On the other hand, olefins markets are likely to be less affected, as they are generally already quite large. Furthermore, while large crude to chemicals projects can cost billions of dollars, increased crude to chemicals production might lead to a rethink in the scale of a typical refinery. Refineries are often large because margins are slim, but the higher margins achievable from chemicals might mean smaller facilities were more profitable.
Changing the industry
Crude to chemicals offers the possibility of radically reconfiguring the refining industry, at least as far as some of the large scale operators are concerned. The impact on the sulphur industry may not be a profound one – most sulphur is already recovered from a barrel of oil. However, it has the potential to prevent any future decline of the refining industry in the face of falling fuel demand, as well as switching refining activity towards more advantaged feedstock locations as well as places where petrochemical demand is rising.

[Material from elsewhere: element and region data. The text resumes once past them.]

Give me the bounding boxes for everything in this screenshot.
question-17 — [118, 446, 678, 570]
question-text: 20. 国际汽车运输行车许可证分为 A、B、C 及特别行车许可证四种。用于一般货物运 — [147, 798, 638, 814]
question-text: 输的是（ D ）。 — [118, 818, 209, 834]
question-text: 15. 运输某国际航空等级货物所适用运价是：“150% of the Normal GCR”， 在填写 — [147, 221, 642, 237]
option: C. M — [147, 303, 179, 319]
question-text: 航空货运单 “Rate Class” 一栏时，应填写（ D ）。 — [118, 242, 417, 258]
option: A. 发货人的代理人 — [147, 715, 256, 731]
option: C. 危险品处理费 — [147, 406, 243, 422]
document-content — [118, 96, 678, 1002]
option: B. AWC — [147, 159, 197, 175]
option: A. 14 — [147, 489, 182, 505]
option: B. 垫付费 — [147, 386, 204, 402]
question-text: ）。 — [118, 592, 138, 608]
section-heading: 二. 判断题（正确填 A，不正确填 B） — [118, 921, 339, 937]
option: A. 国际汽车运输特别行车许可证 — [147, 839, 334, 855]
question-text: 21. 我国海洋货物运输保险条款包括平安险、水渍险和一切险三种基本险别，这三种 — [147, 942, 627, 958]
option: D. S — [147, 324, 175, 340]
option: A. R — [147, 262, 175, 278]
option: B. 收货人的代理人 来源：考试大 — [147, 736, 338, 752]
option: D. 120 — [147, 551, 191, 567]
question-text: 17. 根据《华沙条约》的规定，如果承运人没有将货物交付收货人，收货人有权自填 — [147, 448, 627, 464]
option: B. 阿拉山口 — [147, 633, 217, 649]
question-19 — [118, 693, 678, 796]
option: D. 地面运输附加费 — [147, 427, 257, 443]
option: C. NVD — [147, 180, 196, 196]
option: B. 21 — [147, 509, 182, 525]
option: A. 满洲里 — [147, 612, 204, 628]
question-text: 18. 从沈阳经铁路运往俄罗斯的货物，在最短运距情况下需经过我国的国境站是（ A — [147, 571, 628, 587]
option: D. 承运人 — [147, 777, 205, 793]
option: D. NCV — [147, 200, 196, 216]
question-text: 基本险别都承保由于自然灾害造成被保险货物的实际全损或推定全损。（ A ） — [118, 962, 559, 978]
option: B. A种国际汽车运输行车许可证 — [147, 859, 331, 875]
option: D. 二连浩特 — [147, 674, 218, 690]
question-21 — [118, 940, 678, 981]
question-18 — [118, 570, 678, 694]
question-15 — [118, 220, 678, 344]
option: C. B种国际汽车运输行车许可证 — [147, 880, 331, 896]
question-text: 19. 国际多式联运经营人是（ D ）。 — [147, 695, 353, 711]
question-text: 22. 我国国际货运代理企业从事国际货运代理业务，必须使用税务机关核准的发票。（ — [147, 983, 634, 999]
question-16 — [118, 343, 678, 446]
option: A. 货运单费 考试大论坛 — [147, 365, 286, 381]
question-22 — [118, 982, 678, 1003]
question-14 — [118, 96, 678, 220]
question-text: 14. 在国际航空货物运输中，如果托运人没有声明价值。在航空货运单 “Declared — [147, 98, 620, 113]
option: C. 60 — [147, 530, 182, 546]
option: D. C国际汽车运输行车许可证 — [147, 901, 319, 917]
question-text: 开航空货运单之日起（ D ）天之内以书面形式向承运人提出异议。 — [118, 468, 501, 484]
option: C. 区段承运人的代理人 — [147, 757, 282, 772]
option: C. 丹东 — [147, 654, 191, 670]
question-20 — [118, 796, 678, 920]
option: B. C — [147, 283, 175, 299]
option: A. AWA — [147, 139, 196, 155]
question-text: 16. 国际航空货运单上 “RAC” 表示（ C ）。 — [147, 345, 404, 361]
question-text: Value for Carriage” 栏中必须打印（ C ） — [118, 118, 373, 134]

Research and analysis company FutureBridge suggests that the type and level of refinery and petrochemical integration will primarily be driven by feedstock advantage, and hence will vary from region to region. In the US and the Middle East, which are not dependent on crude oil imports where there is sufficient availability of cheap natural gas liquids, direct production of crude oil to chemicals could become the prevailing option, whereas for regions, such as Europe and Asia, dependent on crude oil feedstock import and with limited availability of NGLs, the adoption of crude-to-chemicals technology will be governed by the capital efficiency of the project and demand for the petrochemicals output.